The Plaintiff prayed for 13,851,100/= by way of special damages and Shs. 7,500,000/= by way of loss of income. The two totalled 21,351,100/= which was obviously beyond the Magistrate’s jurisdiction set by Section 207 (2) of the Magistrate Act. That notwithstanding the Magistrate aggravated it by even increasing the monetary award by the General damages she awarded.


The award is therefore not only in breach of Section 207 (2) but also 207 (4) and 207 (5) of the Act afore mentioned.


The sum total of the aforegoing is that a Court cannot entertain a cause which it has no jurisdiction to adjudicate upon. It does not matter even where the Defendant filed a defence without objecting to the pecuniary jurisdiction.


The futility of deciding a case without jurisdiction is well articulated in Owners of Motor Vessel Lillian v. Caltex Oil Kenya Limited [1989] KLR 1, relied upon by Justice Stephen Mubiru in Ozuu Brothers Enterprises v. Ayikoru Milka CS 0064 of 2011. In Owners of Motor Vessel Lillian case, Nyarangi JA was explicit on the effect of handling a case without jurisdiction in these words;

By jurisdiction, is meant the authority which a Court has to decide matters that are before it or take cognizance of matters presented in a formal way for its decision. The limits of this authority are imposed by statute, charter or commission under which the Court is constituted and may be extended or restricted by the like means. If no restriction or limit is imposed the jurisdiction is said to be unlimited. A Limitation may be either as to the kind and nature of the actions and matters which the particular Court has cognizance or as to the area over which the jurisdiction shall extend, or it may partake both these characteristics. If the jurisdiction of an inferior Court or tribunal depends on the existence of a particular state of facts, the Court or tribunal must inquire into the existence of the facts in order to decide whether it had jurisdiction, but, except where the Court or tribunal has been given power to determine whether the facts exist. Where the Court takes it upon itself to exercise a jurisdiction which it does not possess, its decision amounts to nothing. Jurisdiction must be acquired before Judgment is given.”

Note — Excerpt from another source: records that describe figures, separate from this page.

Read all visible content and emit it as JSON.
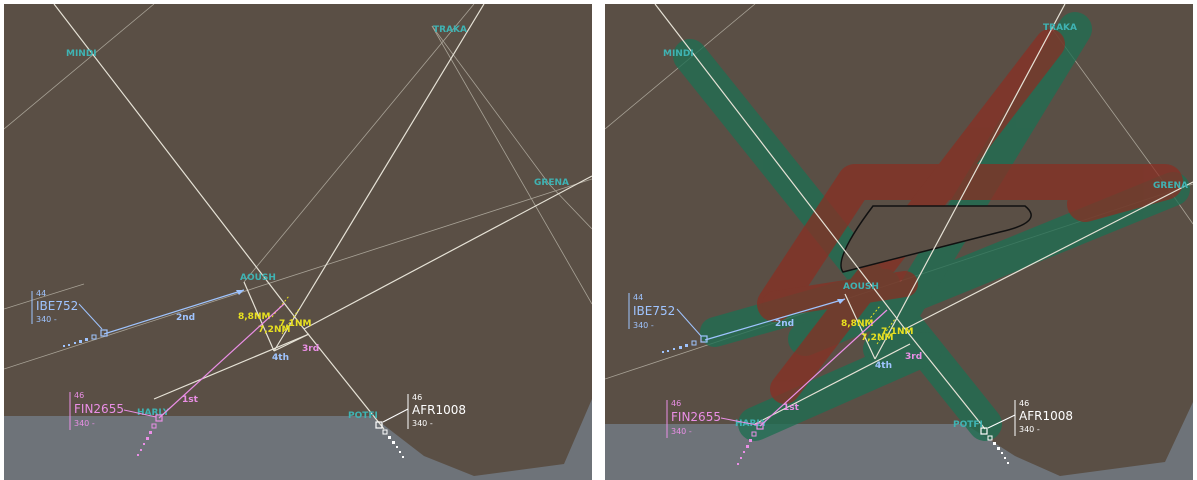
{
  "colors": {
    "background": "#5a4f45",
    "ground": "#6e7379",
    "airway": "#a8a296",
    "route": "#e6e2d6",
    "waypoint": "#3fb3b3",
    "ibe": "#9fc4ff",
    "fin": "#ea8fe6",
    "afr": "#ffffff",
    "distance": "#e8e020",
    "conflict_green": "#1f6e52",
    "conflict_red": "#8a2e22"
  },
  "waypoints": {
    "mindi": "MINDI",
    "traka": "TRAKA",
    "grena": "GRENA",
    "aoush": "AOUSH",
    "harly": "HARLY",
    "potfi": "POTFI"
  },
  "aircraft": {
    "ibe": {
      "callsign": "IBE752",
      "top": "44",
      "bottom": "340 -"
    },
    "fin": {
      "callsign": "FIN2655",
      "top": "46",
      "bottom": "340 -"
    },
    "afr": {
      "callsign": "AFR1008",
      "top": "46",
      "bottom": "340 -"
    }
  },
  "order_labels": {
    "first": "1st",
    "second": "2nd",
    "third": "3rd",
    "fourth": "4th"
  },
  "distances": {
    "d1": "8,8NM",
    "d2": "7,1NM",
    "d3": "7,2NM"
  },
  "icons": [
    "aircraft-position-icon",
    "track-history-icon",
    "waypoint-marker-icon"
  ]
}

The Court went on to hold;

Jurisdiction is everything. Without it; a Court has no power to make one more step. Where a Court has no jurisdiction there would be no basis for continuation of proceedings pending other evidence. A court of law downs its tools in respect of the matter before it the moment it holds the opinion that it is without jurisdiction.”


It goes without saying that the moment the subject value went beyond twenty million, the Magistrate Grade I Court should have downed its tools in respect of the matter because it did not have power to take another step. There was no basis for continuation because its decision would amount to nothing.


In conclusion it was the Magistrate Court’s duty to study and tell from the claim, whether it had jurisdiction to hear the matter. If it had done so as expected, it would have stepped down and passed on the matter to a Court with jurisdiction. Its failure to do so, set it on a futile journey because its decision amounted to nothing being a proceeding in nullity.


Having found that the Court had no jurisdiction, I do not find it necessary to consider the other grounds because to do so would be to subject them to a nullity.


The sum total is that the decision of the lower Court is set aside in all aspects. It is ordered that the suit be sent back to a Chief Magistrate’s Court which has jurisdiction. Costs of this proceeding and the earlier one in the Magistrate’s Court, shall abide the decision of the trial hereafter.


Dated at Kampala this 13th day of July 2018.